Passaram-se poucos meses desde o início das minhas aulas de defesa pessoal e sinto já alguma confiança. A noção da arma potente que cada parte do nosso corpo pode ser e a forma como, com pouca força, podemos lançar ao chão um adversário são conhecimentos já adquiridos e que dão alguma confiança na hora de sair de casa.

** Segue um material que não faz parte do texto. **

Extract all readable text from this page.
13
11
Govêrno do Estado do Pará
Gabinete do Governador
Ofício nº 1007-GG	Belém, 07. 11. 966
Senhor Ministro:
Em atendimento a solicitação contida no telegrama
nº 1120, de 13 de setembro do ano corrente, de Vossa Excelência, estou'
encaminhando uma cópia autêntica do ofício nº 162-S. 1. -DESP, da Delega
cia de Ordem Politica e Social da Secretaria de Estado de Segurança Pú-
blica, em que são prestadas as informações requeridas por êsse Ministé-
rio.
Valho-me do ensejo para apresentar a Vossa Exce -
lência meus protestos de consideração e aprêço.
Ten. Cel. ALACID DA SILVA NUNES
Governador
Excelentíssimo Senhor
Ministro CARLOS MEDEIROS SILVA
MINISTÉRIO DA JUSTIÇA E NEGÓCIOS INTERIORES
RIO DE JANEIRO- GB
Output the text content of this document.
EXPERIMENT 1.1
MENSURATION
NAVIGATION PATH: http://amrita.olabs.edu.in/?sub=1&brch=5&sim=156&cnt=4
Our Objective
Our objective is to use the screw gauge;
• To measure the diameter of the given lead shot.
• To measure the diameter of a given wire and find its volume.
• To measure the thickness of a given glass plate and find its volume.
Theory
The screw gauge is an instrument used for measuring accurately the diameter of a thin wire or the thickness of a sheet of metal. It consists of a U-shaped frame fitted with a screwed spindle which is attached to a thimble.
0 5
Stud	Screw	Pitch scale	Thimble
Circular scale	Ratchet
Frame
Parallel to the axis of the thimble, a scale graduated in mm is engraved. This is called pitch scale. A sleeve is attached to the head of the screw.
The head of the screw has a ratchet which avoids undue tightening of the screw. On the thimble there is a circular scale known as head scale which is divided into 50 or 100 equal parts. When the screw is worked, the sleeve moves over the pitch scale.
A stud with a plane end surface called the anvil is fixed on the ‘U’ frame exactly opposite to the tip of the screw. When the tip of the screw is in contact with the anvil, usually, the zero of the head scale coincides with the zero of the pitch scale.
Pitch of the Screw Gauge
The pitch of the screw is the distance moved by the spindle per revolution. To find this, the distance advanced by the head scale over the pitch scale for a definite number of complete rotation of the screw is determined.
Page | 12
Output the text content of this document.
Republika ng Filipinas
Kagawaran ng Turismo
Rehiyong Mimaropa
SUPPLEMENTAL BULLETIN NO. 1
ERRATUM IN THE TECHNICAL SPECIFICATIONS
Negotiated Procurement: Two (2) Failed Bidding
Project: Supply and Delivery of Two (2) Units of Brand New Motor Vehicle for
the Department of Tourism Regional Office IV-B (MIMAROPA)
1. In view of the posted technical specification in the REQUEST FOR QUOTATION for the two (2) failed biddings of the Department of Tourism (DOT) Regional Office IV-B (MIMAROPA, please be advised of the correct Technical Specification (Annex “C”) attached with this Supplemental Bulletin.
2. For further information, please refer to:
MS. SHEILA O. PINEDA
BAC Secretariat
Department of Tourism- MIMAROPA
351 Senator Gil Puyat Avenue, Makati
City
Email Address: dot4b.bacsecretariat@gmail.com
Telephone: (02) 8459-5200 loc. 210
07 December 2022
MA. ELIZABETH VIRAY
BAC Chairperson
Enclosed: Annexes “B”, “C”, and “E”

As simulações de diferentes situações de perigo são um auxílio importante na aprendizagem, sempre com a voz tranquila do Luís a guiar-nos em cada movimento que se quer que seja o mais instintivo possível.

As aulas de defesa pessoal são acessíveis fisicamente, até para pessoas que praticam pouco desporto (ou mesmo nenhum), mas não são fáceis e requerem empenho e dedicação. Contudo, à medida que conseguimos executar as técnicas com perfeição, torna-se entusiasmante.

Desligando a cabeça do fim último que as aulas podem ter, poder dar alguns murros no saco de boxe no final do dia, torna-se também uma excelente terapia anti-stress.

Há muito para aprender em cada aula e muito para aprimorar a cada dia, mas é recompensador conseguir ter uma resposta para: Como me defender?

Ah, sim! De referir que o preço – muito acessível – é também o auxílio à participação nestas aulas, possivelmente muito mais profissionais do que muitos ginásios, pagos a peso de ouro.



(Jornalista e estudante de Defesa Pessoal)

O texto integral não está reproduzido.